For fqzcomp, I verified that the nucleotide information of the decompressed data exactly matches the input. However, I did notice that some of the quality scores had been altered. The authors note that all bases called as an N will have their quality score set to 0 though. I did not verify that all quality changes could be explained by this behavior.

For Spring, I verified that the nucleotide information and the quality information from the uncompressed data exactly matched the input data.

For repaq, I verified that the nucleotide information and the quality information from the ucompressed data exactly matched the input data.

During uBAM and uCRAM creation, the input reads are sorted by read name, making comparison of the uncompressed and initial data more challenging. For now, I did verify that for at least one read the nucleotides and quality scores match exactly. Although a more thorough validation is possible, I feel fairly confident that for these two formats one can expect exact data fidelity for the nucleotides and quality scores.

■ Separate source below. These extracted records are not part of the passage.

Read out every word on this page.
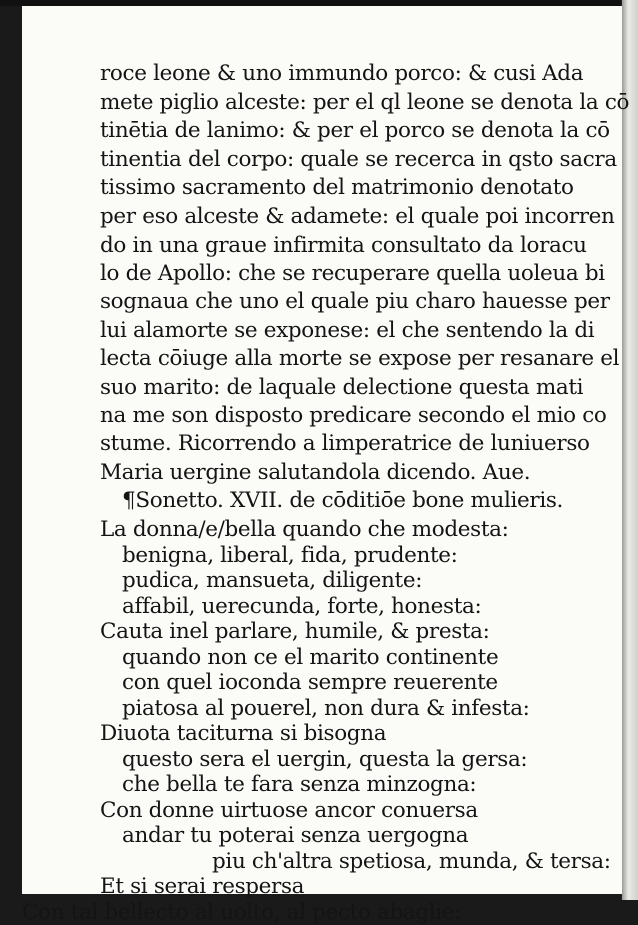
roce leone & uno immundo porco: & cusi Ada
mete piglio alceste: per el ql leone se denota la cō
tinētia de lanimo: & per el porco se denota la cō
tinentia del corpo: quale se recerca in qsto sacra
tissimo sacramento del matrimonio denotato
per eso alceste & adamete: el quale poi incorren
do in una graue infirmita consultato da loracu
lo de Apollo: che se recuperare quella uoleua bi
sognaua che uno el quale piu charo hauesse per
lui alamorte se exponese: el che sentendo la di
lecta cōiuge alla morte se expose per resanare el
suo marito: de laquale delectione questa mati
na me son disposto predicare secondo el mio co
stume. Ricorrendo a limperatrice de luniuerso
Maria uergine salutandola dicendo. Aue.
¶Sonetto. XVII. de cōditiōe bone mulieris.
La donna/e/bella quando che modesta:
benigna, liberal, fida, prudente:
pudica, mansueta, diligente:
affabil, uerecunda, forte, honesta:
Cauta inel parlare, humile, & presta:
quando non ce el marito continente
con quel ioconda sempre reuerente
piatosa al pouerel, non dura & infesta:
Diuota taciturna si bisogna
questo sera el uergin, questa la gersa:
che bella te fara senza minzogna:
Con donne uirtuose ancor conuersa
andar tu poterai senza uergogna
piu ch'altra spetiosa, munda, & tersa:
Et si serai respersa
Con tal bellecto al uolto, al pecto abaglie:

In many pipelines, it may make sense to store the mapped data and throw away the original raw data. Assuming your mapped reads contain at least one full-length entry for every raw read, you should be able to revert to unmapped FASTQ input without too much struggle and you having the mapped data would allow one to restart their pipeline at the variant calling stages rather than re-map the samples in any re-runs. In this case, a mapped CRAM, potentially with compressing quality scores using native CRAM quality score compression or external tools like Crumble, probably makes the most sense.

However, there are a number of cases where keeping the raw, unmapped data makes the most sense. For example, there are many analyses that may be performed that don't have a mapping stage. Also, some projects anticipate users leveraging multiple reference genomes in which case storing the data mapped to one specific reference might not make sense. For these projects, leveraging one of the tools above might be the most appropriate.